Независимый анализ подтвердил, что со временем стволовые клетки сформировали клетки, которые транскрипционно соответствовали клеткам человеческих эмбрионов между пятым и 7,5-м днем. Это действительно стадия развития, во время которой формируется бластоциста человека. Они также подтвердили, что более 95% клеток в бластоидах имеют транскриптом, который соответствует трем клеточным линиям бластоцист, в то время как 3% клеток были вне цели и соответствовали стадиям после имплантации.

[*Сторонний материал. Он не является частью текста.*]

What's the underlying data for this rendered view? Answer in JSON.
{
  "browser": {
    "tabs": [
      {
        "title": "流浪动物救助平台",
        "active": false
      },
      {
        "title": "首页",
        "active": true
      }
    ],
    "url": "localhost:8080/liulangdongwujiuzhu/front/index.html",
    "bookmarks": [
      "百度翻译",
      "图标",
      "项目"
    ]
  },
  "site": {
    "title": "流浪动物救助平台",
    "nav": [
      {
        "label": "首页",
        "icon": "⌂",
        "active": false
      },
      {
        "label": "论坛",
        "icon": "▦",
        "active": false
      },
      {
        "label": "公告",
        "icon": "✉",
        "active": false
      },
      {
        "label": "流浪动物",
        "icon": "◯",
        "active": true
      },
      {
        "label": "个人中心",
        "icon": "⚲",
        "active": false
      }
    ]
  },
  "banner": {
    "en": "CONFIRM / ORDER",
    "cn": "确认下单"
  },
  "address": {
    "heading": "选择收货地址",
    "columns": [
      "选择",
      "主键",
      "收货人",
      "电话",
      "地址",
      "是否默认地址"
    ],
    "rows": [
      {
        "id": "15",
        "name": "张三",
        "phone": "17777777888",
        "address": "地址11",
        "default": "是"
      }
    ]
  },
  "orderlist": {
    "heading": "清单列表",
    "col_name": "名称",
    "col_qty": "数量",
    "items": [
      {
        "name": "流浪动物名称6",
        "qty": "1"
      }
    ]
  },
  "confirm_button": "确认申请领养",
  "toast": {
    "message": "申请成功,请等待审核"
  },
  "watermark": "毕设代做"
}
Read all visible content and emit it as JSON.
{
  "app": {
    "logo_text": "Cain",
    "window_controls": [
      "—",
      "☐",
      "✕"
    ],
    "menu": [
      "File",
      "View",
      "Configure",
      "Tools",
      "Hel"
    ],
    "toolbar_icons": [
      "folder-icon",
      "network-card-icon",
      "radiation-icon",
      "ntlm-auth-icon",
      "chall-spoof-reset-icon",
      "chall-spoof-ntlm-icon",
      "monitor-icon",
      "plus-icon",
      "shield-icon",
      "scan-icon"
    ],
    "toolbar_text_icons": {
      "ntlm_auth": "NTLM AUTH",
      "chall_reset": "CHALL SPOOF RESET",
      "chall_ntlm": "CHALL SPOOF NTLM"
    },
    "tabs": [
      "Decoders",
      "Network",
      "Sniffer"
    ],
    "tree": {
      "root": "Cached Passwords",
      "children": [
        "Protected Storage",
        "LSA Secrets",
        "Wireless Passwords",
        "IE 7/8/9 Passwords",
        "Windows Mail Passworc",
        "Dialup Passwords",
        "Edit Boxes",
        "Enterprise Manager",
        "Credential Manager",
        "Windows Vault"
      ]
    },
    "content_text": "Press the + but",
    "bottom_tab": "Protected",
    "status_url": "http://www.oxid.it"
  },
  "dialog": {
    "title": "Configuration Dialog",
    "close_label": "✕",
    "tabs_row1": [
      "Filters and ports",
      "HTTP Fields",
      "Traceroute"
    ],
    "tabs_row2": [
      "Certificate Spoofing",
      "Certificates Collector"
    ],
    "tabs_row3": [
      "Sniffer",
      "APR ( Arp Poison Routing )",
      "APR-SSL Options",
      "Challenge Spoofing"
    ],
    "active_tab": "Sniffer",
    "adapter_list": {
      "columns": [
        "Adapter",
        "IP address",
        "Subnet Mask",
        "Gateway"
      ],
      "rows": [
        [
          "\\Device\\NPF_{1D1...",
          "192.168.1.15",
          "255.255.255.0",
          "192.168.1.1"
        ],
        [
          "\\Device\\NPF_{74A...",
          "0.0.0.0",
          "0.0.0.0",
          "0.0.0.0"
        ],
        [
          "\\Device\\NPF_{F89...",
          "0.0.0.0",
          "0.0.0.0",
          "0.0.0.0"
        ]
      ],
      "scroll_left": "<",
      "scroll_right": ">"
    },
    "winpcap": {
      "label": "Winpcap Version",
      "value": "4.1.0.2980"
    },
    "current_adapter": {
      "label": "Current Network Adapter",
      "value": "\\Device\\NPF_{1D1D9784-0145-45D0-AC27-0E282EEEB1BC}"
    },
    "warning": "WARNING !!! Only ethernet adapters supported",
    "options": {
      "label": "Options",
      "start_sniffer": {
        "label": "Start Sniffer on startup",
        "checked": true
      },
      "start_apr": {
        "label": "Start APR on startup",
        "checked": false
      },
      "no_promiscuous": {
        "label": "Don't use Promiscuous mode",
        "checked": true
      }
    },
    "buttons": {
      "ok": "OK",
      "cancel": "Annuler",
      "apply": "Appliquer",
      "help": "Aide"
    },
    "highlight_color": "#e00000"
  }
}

Следует отметить, что мы заметили, что наши первоначальные 2D-культуры также составляют около 5% клеток-мишеней. Эквивалентную стадию развития также можно визуализировать, глядя на паттерны экспрессии конкретных маркеров, таких как CDX2 для трофэктодермы бластоцисты и PRMD14 для эпибласта бластоцисты. Качество исходной культуры PXGL абсолютно важно, и количество клеток в исходном агрегате также имеет решающее значение, и его можно контролировать с помощью MicroWells.
Общий размер клеточного агрегата через 24 часа должен составлять от 50 до 70 микрометров. Эффективное формирование фазовых фулластоидов прокладывает путь для изучения процессов имплантации и постимплантационного развития эмбриона человека.